Intraoral digital scanners have been around for nearly 2 decades in private practice. The technology was introduced as part of the CEREC system to create single indirect restorations on teeth. The scan was usually a segmental scan which was accurate enough to accommodate a milled restoration that had adequate marginal fit.
The systems evolved and restorations became more and more accurate. Soon full arch scans were used to produce orthodontic aligners and then multiple indirect restorations and finally to create full arch cementable restorations. There was always a high degree of accuracy with short span scanning for one or two units. As soon as the span increased the accuracy decreased and traditional impressions were used to supplement the workflow.
As technology evolved so did our desire to use scanning to make our protocols more accurate and efficient. The introduction of implant scanning using implant specific scan bodies and the production of screw retained restorations is really the pinnacle of intraoral scanning accuracy. You see, with cementable restorations we have room for error and can accommodate inaccuracy through the cement space, with screw retained restorations there is no room for error, the screw retained rigid connections have minimal tolerance to error.

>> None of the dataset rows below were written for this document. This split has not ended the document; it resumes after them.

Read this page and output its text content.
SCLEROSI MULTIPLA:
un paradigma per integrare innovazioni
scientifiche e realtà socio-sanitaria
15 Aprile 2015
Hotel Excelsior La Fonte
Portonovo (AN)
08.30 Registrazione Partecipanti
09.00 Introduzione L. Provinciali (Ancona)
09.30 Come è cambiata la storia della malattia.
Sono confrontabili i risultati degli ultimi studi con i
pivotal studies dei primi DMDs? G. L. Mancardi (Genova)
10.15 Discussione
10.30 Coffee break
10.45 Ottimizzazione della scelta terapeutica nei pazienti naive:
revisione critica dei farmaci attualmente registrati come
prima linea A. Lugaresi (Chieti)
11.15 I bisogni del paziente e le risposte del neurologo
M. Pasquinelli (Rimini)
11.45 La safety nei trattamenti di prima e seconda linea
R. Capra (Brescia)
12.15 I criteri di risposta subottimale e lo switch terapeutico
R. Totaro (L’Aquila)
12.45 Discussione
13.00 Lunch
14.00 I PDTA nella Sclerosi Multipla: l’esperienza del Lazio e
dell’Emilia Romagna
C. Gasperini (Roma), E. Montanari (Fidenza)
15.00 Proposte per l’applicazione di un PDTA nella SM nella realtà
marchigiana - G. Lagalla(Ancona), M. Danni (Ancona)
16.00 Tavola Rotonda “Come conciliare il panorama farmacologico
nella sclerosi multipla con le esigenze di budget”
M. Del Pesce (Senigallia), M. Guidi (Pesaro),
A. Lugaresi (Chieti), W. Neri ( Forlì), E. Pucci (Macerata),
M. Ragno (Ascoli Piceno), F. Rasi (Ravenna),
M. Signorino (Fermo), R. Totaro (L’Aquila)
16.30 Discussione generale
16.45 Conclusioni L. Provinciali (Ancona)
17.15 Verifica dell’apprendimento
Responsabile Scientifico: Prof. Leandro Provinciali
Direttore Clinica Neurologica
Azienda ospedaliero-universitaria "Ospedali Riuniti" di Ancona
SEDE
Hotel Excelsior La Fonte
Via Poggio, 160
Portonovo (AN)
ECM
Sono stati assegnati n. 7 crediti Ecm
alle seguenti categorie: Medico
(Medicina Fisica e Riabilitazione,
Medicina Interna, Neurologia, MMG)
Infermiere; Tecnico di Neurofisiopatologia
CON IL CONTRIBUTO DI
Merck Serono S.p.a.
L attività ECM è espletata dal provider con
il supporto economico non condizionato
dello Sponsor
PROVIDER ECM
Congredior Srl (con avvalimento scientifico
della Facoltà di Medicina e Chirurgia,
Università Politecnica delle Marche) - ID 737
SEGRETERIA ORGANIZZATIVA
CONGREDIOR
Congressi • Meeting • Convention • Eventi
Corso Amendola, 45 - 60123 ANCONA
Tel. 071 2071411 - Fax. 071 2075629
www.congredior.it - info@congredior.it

So our protocols evolved to include scanned data coupled with analog verification jigs and impressions that allowed us to verify the scans and build accurate digital restorations.
Other technology including computer vision in systems like the PIC system, can be used to determine implant position with high accuracy. With modern scanning the accuracy is as accurate today as traditional impressions. Systems like the iTero, Carestream, 3Shape, Medit allow us to obtain very accurate data. However as we always did with impressions verification is still required and the verification very often is analog and translated into the digital realm.
It is important to remember that our technology is only as good as the way we use it and in scanning implant scan bodies attention needs to be paid to mitigating the error created by the software when stitching and reconstructing the models.
Today we are able to trust intraoral implant scanning to produce highly accurate restorations.